The Cult of Musical Theater
I think I was 5 years old when my parents took me and my cousin to our first musical, “The Phantom of the Opera,” when it was in residence in L.A. nearly 30 years ago. I remember waiting around back for an autograph from Dale Kristien, who played Christine. That launched to a lifetime obsession with this peculiar art form: stints in high school musicals (Naphtali in Andrew Lloyd Webber’s “Joseph and the Amazing Technicolor Dreamcoat” was probably the pinnacle of my career), back-to-back days of double headers on a weekend romp in London (“Full Monty,” “Les Miserables,” “Fame,” and “Mama Mia”), five visits to “RENT,” and countless hours in line at TKTS on trips to New York.

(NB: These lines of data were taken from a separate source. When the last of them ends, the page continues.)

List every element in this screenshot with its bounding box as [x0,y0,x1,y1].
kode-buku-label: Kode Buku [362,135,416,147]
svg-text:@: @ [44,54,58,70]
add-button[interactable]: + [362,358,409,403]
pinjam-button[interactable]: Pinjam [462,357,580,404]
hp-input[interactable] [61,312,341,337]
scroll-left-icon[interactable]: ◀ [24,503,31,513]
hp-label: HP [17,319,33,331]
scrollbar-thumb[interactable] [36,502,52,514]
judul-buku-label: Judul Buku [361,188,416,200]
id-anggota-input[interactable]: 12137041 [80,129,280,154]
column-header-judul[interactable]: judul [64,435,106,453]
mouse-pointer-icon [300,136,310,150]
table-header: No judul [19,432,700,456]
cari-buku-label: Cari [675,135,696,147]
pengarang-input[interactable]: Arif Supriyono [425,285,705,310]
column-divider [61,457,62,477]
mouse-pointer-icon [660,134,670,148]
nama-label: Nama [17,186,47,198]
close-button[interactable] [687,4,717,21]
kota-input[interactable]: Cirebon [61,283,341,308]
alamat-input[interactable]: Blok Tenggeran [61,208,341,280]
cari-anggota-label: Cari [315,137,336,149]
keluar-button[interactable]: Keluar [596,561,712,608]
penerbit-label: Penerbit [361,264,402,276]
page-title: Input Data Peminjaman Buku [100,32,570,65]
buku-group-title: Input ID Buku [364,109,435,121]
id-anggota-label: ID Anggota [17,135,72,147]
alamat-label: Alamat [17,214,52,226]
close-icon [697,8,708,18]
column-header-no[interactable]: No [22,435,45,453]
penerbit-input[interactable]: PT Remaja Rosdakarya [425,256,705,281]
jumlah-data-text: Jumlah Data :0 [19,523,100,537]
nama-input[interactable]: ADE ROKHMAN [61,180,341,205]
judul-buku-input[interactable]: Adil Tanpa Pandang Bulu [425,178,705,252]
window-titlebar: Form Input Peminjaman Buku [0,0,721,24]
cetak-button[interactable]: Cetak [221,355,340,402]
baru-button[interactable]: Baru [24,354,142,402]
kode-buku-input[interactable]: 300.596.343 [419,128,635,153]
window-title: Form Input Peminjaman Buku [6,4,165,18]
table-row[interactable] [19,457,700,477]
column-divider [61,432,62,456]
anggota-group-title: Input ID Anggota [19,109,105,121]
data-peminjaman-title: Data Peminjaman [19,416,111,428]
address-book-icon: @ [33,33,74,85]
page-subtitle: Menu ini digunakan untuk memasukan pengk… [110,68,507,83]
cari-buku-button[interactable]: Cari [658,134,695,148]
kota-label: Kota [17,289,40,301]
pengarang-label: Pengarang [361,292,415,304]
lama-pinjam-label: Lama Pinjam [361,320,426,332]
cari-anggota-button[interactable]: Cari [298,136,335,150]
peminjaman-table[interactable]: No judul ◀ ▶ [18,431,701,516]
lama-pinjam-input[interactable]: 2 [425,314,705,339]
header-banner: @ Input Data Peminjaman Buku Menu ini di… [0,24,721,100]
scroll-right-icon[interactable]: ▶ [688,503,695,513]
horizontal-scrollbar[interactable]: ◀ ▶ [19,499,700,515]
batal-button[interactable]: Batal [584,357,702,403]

All of which pays off handsomely when viewing “Something Rotten!,” the new Broadway musical about the imaginary first musical. The conceit is delectable: two desperate brothers in 16th century Stratford-upon-Avon try to one-up the (literal) rockstar Shakespeare with something original, like singing interspersed with dialogue. Utterly peculiar and perplexing. The show rarely lags in energy and checks all the boxes of a crowd-pleasing spectacle. But it is also, and perhaps a bit surprisingly, deeply satisfying for folks like myself who find the purest state of nirvana when song and dance get together in a dark theater.

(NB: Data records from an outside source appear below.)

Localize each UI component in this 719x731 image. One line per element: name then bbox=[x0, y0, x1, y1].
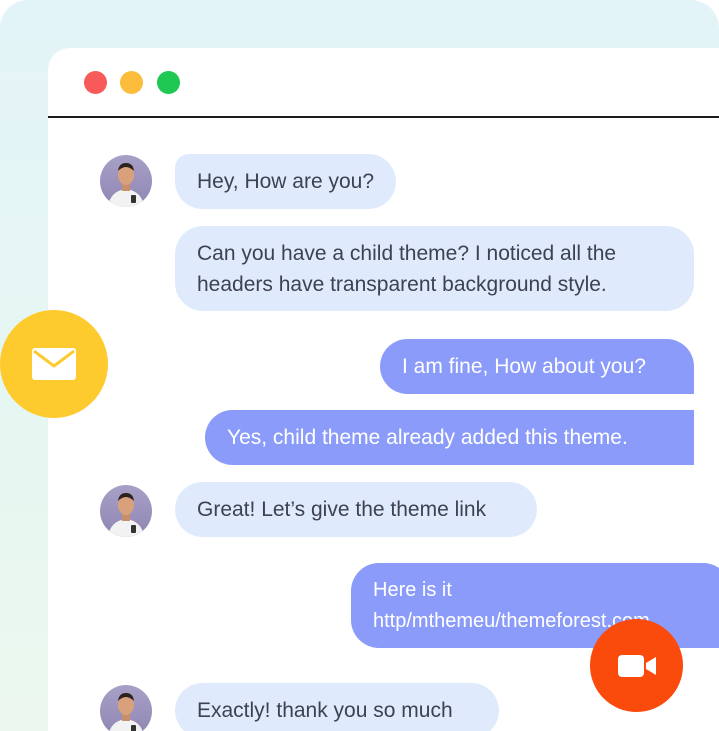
minimize-window-button[interactable] bbox=[120, 71, 143, 94]
maximize-window-button[interactable] bbox=[157, 71, 180, 94]
message-text-line: headers have transparent background styl… bbox=[197, 273, 607, 296]
message-text: I am fine, How about you? bbox=[402, 355, 646, 378]
message-bubble-outgoing: Yes, child theme already added this them… bbox=[205, 410, 694, 465]
user-avatar-icon bbox=[109, 693, 143, 731]
avatar bbox=[100, 155, 152, 207]
avatar bbox=[100, 685, 152, 731]
envelope-icon bbox=[32, 348, 76, 380]
message-bubble-incoming: Can you have a child theme? I noticed al… bbox=[175, 226, 694, 311]
video-camera-icon bbox=[617, 654, 656, 677]
message-text-line: Can you have a child theme? I noticed al… bbox=[197, 242, 617, 265]
message-text: Exactly! thank you so much bbox=[197, 699, 453, 722]
message-bubble-incoming: Exactly! thank you so much bbox=[175, 683, 499, 731]
user-avatar-icon bbox=[108, 163, 144, 207]
message-text: Great! Let’s give the theme link bbox=[197, 498, 487, 521]
message-bubble-incoming: Hey, How are you? bbox=[175, 154, 397, 209]
video-call-button[interactable] bbox=[590, 619, 683, 712]
window-titlebar bbox=[48, 48, 719, 118]
message-bubble-incoming: Great! Let’s give the theme link bbox=[175, 482, 537, 537]
avatar bbox=[100, 485, 152, 537]
message-bubble-outgoing: I am fine, How about you? bbox=[380, 339, 694, 394]
mail-button[interactable] bbox=[0, 310, 108, 418]
close-window-button[interactable] bbox=[84, 71, 107, 94]
message-text-line: Here is it bbox=[373, 579, 452, 601]
user-avatar-icon bbox=[108, 493, 144, 537]
message-text: Hey, How are you? bbox=[197, 170, 375, 193]
message-text: Yes, child theme already added this them… bbox=[227, 426, 628, 449]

Everybody has their go-to medium for digesting life’s truths: film, TV, novels, poetry, visual art, dance, etc. If you’re lucky, you can tap into them all. And I have examples in each that have spoken to me profoundly. But for whatever reason, musical theater speaks the loudest. The bravery of “RENT,” the sexy, scary warnings of “Cabaret,” the subversive wisdom of “Avenue Q,” the psychological insight of “Next to Normal,” the powerful politics of “Hamilton”: these are some of my most poignant and memorable cultural experiences. And in its fake and goofy history, and reverence for the form, “Something Rotten!” is a delightful ode to the strange wonder of musicals.